Se fue caminando como una pantera negra, lúbrica y perseguida.

– ¿Es la monja? -le preguntó Félix al portero.

– No. La religiosa tenía otra cara.

– ¿Pero has visto antes a esta mujer?

– Eso sí.

– ¿Cuándo?

– Estuvo aquí a pasar la noche hace ocho días.

– ¿Sola?

– No.

– ¿Con quién?

– Un señor patilludo y bigotón, con la cara como jitomate.

– ¿Recuerdas la fecha?

– Cómo no, señor. Fue la misma noche que se murió la señorita en el 301. Cómo voy a olvidar.

35

A las diez en punto de la mañana, Félix Maldonado mordía con cara de deber religioso un bagel con salmón ahumado y queso crema cuando Rosita entró al Café Kinneret.

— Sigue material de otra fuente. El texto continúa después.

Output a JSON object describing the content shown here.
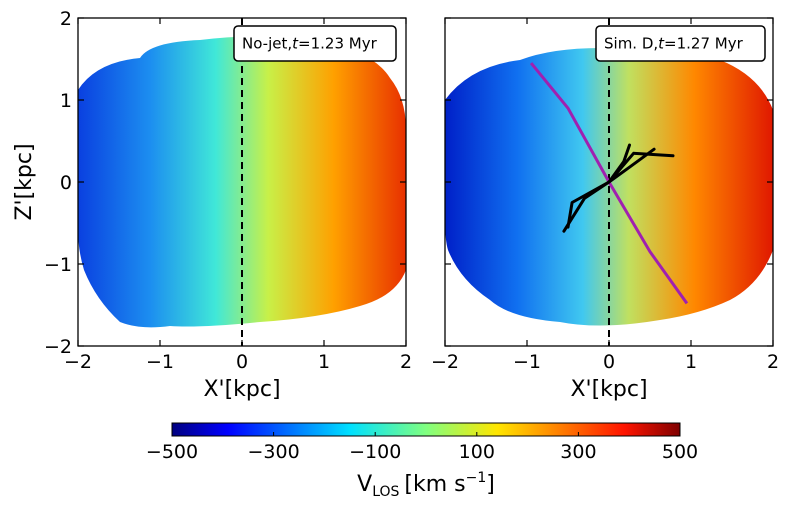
{
  "chart_data": [
    {
      "type": "heatmap",
      "panel": "left",
      "annotation": {
        "label": "No-jet,",
        "t_symbol": "t",
        "value_text": "=1.23 Myr"
      },
      "xlabel": "X'[kpc]",
      "ylabel": "Z'[kpc]",
      "xlim": [
        -2,
        2
      ],
      "ylim": [
        -2,
        2
      ],
      "xticks": [
        -2,
        -1,
        0,
        1,
        2
      ],
      "yticks": [
        -2,
        -1,
        0,
        1,
        2
      ],
      "xtick_labels": [
        "−2",
        "−1",
        "0",
        "1",
        "2"
      ],
      "ytick_labels": [
        "−2",
        "−1",
        "0",
        "1",
        "2"
      ],
      "dashed_line_x": 0,
      "velocity_gradient": {
        "x": [
          -2,
          -1,
          0,
          1,
          2
        ],
        "vlos": [
          -380,
          -200,
          0,
          180,
          380
        ]
      }
    },
    {
      "type": "heatmap",
      "panel": "right",
      "annotation": {
        "label": "Sim. D,",
        "t_symbol": "t",
        "value_text": "=1.27 Myr"
      },
      "xlabel": "X'[kpc]",
      "ylabel": "",
      "xlim": [
        -2,
        2
      ],
      "ylim": [
        -2,
        2
      ],
      "xticks": [
        -2,
        -1,
        0,
        1,
        2
      ],
      "xtick_labels": [
        "−2",
        "−1",
        "0",
        "1",
        "2"
      ],
      "dashed_line_x": 0,
      "velocity_gradient": {
        "x": [
          -2,
          -1,
          0,
          1,
          2
        ],
        "vlos": [
          -400,
          -220,
          0,
          200,
          400
        ]
      },
      "purple_curve": {
        "x": [
          -0.95,
          -0.5,
          0,
          0.5,
          0.95
        ],
        "y": [
          1.45,
          0.9,
          0,
          -0.85,
          -1.48
        ]
      },
      "jet_paths": [
        {
          "x": [
            0,
            0.3,
            0.78
          ],
          "y": [
            0,
            0.35,
            0.32
          ]
        },
        {
          "x": [
            0,
            0.18,
            0.25
          ],
          "y": [
            0,
            0.25,
            0.45
          ]
        },
        {
          "x": [
            0,
            0.25,
            0.55
          ],
          "y": [
            0,
            0.18,
            0.4
          ]
        },
        {
          "x": [
            0,
            -0.3,
            -0.55
          ],
          "y": [
            0,
            -0.2,
            -0.6
          ]
        },
        {
          "x": [
            0,
            -0.45,
            -0.5
          ],
          "y": [
            0,
            -0.25,
            -0.55
          ]
        }
      ]
    }
  ],
  "colorbar": {
    "ticks": [
      -500,
      -300,
      -100,
      100,
      300,
      500
    ],
    "tick_labels": [
      "−500",
      "−300",
      "−100",
      "100",
      "300",
      "500"
    ],
    "range": [
      -500,
      500
    ],
    "label_main": "V",
    "label_sub": "LOS",
    "label_units": "[km s",
    "label_exp": "−1",
    "label_close": "]"
  }
}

Félix no tuvo tiempo de asombrarse ni de la ausencia de Emiliano ni del extraordinario atuendo de la muchacha. En vez de sus eternas minifaldas y medias caladas, que le daban un aire pasado de moda sin que ella lo sospechase o quizá era intencional, de todos modos las modas llegaban con retraso a México y entre que se estrenaban en las Lomas de Chapultepec y percolaban para instalarse en la Colonia Guerrero pasaban lustros y Ungaro ya inventando líneas siberianas o manchús, la muchacha con cabecita de borrego negro traía puesto un hábito de penitente carmelita, burdo, ancho, largo y con muchos escapularios colgándole sobre las bubis por primera vez escondidas.

Se había lavado la cara y entre las manos traía un velo negro, un misal y un rosario blancos.

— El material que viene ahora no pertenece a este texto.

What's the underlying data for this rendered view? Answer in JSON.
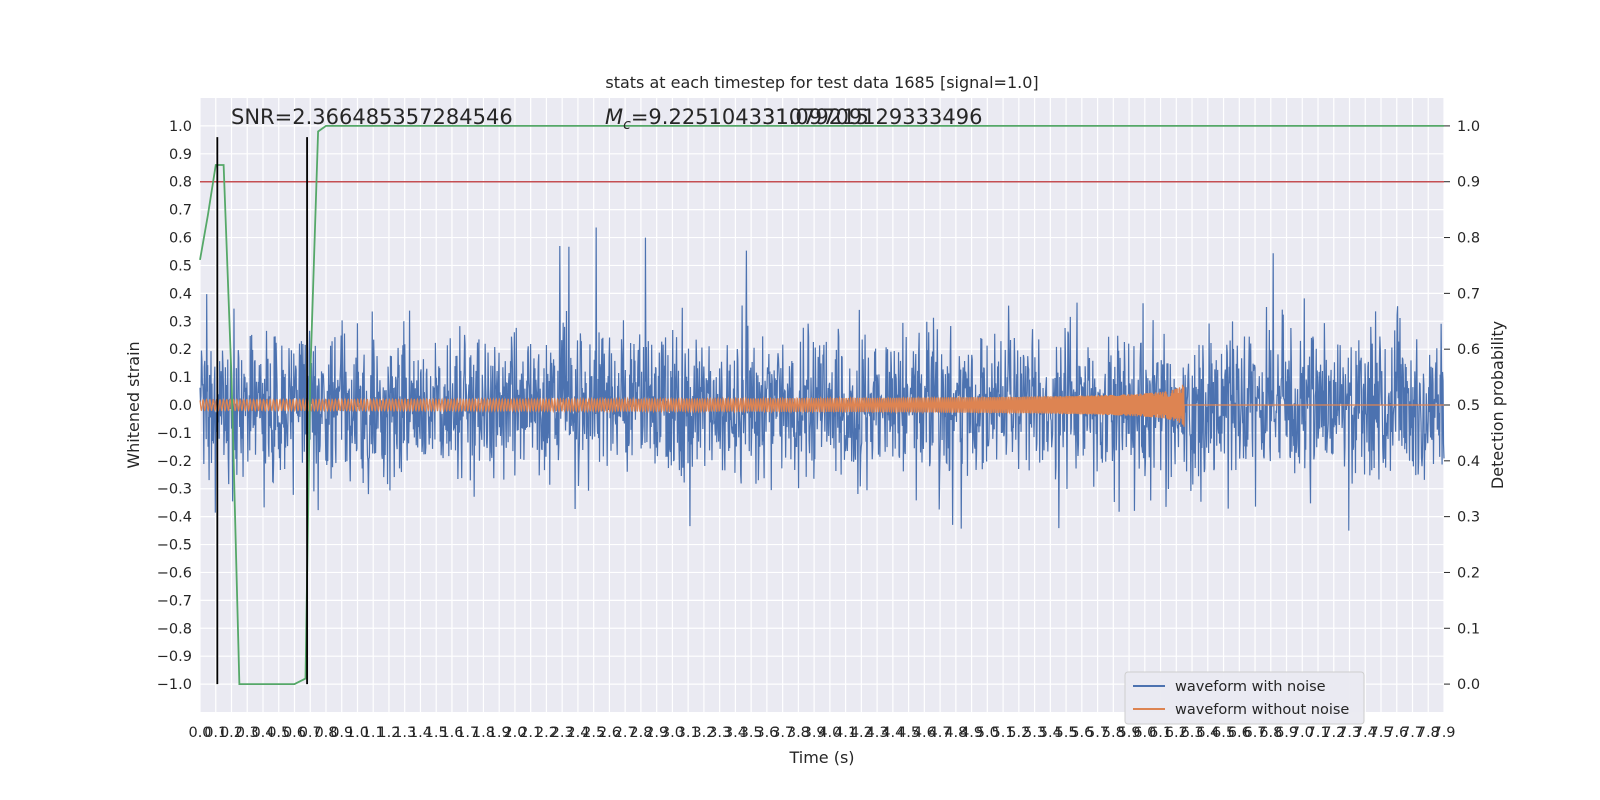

Rosita tampoco le dio tiempo a Félix de hablar.

– Pícale, Feliciano. El taxi está esperando afuera.

Félix dejó un billete de cien pesos sobre la mesa y siguió a la muchacha a la esquina de Genova y Hamburgo. Abordaron el taxi. Félix buscó la cara del chofer en el retrovisor. No era don Memo de grata memoria.

– El Maestro no tomó el avión -dijo Rosita cuando el taxi se puso en marcha.

– ¿Dónde está?

– No te angusties. Emiliano lo anda siguiendo desde que salió de su casa.

– ¿Iba con retardo?

– Mucho. Nunca hubiera pescado el avión.

– ¿A dónde vamos?

– Pregúntale al chofer. ¿A dónde irías tú, Feliciano? -sonrió Rosita con su cara más mustia.

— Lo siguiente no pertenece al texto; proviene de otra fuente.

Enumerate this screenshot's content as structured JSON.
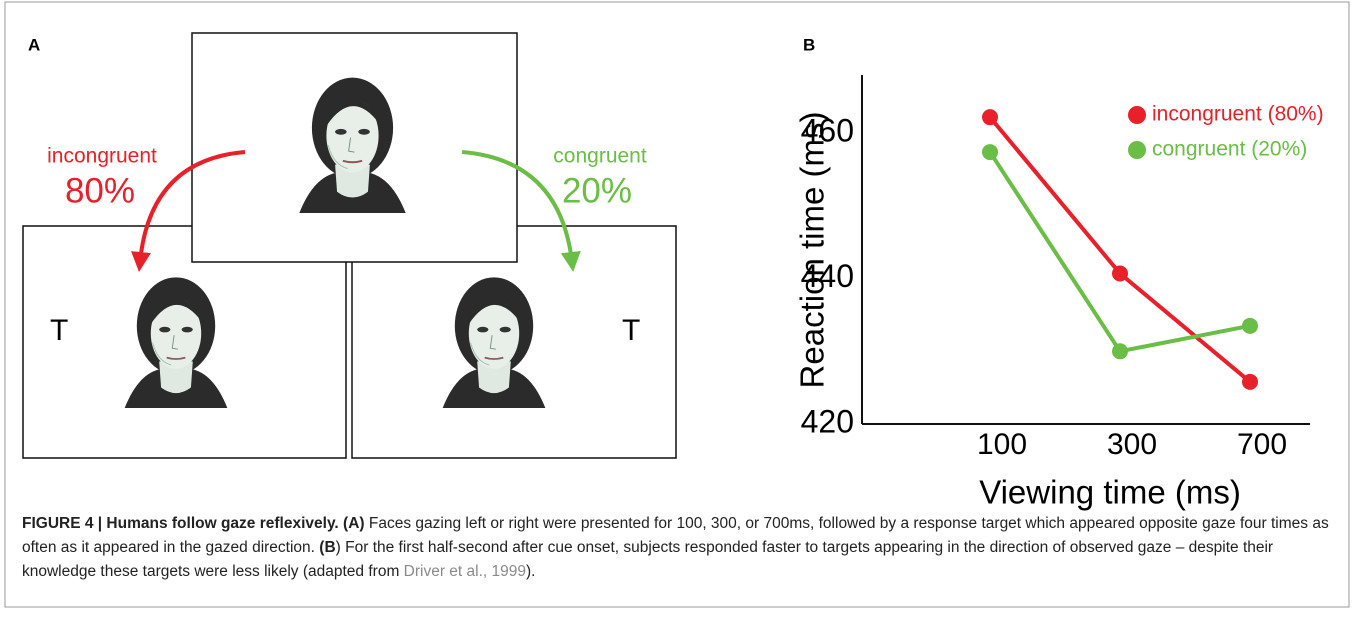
{
  "panel_a": {
    "label": "A",
    "left_cue": {
      "name": "incongruent",
      "percent": "80%",
      "color": "#e8202a"
    },
    "right_cue": {
      "name": "congruent",
      "percent": "20%",
      "color": "#6abd45"
    },
    "target_left": "T",
    "target_right": "T"
  },
  "chart_data": {
    "type": "line",
    "panel_label": "B",
    "xlabel": "Viewing time  (ms)",
    "ylabel": "Reaction time (ms)",
    "categories": [
      "100",
      "300",
      "700"
    ],
    "series": [
      {
        "name": "incongruent (80%)",
        "color": "#e8202a",
        "values": [
          462.2,
          440.7,
          425.8
        ]
      },
      {
        "name": "congruent (20%)",
        "color": "#6abd45",
        "values": [
          457.4,
          430.0,
          433.5
        ]
      }
    ],
    "ylim": [
      420,
      468
    ],
    "yticks": [
      420,
      440,
      460
    ],
    "grid": false,
    "legend": "top-right"
  },
  "caption": {
    "figure": "FIGURE 4 | Humans follow gaze reflexively.",
    "part_a_label": "(A)",
    "part_a_text": " Faces gazing left or right were presented for 100, 300, or 700ms, followed by a response target which appeared opposite gaze four times as often as it appeared in the gazed direction. ",
    "part_b_label": "(B",
    "part_b_close": ")",
    "part_b_text": " For the first half-second after cue onset, subjects responded faster to targets appearing in the direction of observed gaze – despite their knowledge these targets were less likely (adapted from ",
    "reference": "Driver et al., 1999",
    "end": ")."
  }
}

– A la Villa de Guadalupe -dijo Félix en voz alta.

– Cómo no, señor -contestó el chofer-, ya me lo dijo la señorita, al santuario de la morenita, más rápido no puedo ir.

Rosita no se regodeó en su triunfo. Fingió una piadosa lectura del misal y Félix observó la imagen de la Virgen de Guadalupe metida dentro de un huevo de cristal que se columpiaba suspendido cerca de la cabeza del taxista. Estalló en carcajadas.

– ¿Sabes una cosa, chatita? Cuando los conocí me dije que el jefe se rodeaba de asistentes bien raros.

– Cómo no, Feliciano -dijo Rosita sin levantar los ojos del misal y tendiéndole el rosario a Félix-. ¿Ves que bien ensartadas están las cuentas? No hay cabo suelto.

Se abrieron paso entre la multitud cotidiana que llega de todas partes de México al sitio que junto con el Palacio Nacional pero acaso más que la sede de un poder político más o menos pasajero es el centro inconmovible de un país fascinado por su ombligo, quizás porque su nombre mismo significa ombligo de la luna, angustiado por el temor de que el centro y sus cimas, la Virgen y el señor Presidente, se desplacen, se larguen enojados como la Serpiente Emplumada y nos dejen sin la protección salvadora que sólo nos dispensan esta mamá y este papá.

Caminaron entre los penitentes que avanzaban con lentitud, muchos de rodillas, con los brazos abiertos en cruz, precedidos por muchachillos sin empleo que les iban colocando hojas de revistas y periódicos ante las rodillas para que se rasparan menos y con la esperanza de ganarse unos pocos centavos, otros con coronas de espinas y pencas de nopal sobre el pecho, muchísimos curioseando porque había que visitar a la Virgen aunque no hubiera cumplido lo que le pidieron allá en Acámbaro, Acaponeta o Zacatecas, novios bebiendo pepsis y familias fotografiándose sobre telones pintados con la imagen de la Virgen y el humilde tameme al que se le apareció, danzantes indígenas con chirimías, penachos de plumas y huaraches con suela de llantas Goodrich, vendedores de estampas, medallas, rosarios, misales, veladoras; Rosita adquirió rápidamente una veladora amarillenta de mecha corta y Félix entró antes que ella al platillo volador anclado en el centro de la plaza, la nueva Basílica de cemento y vidrio que sustituía a la pequeña iglesia de roja piedra volcánica y torres barrocas que se estaba hundiendo a un lado, como un pariente pobre.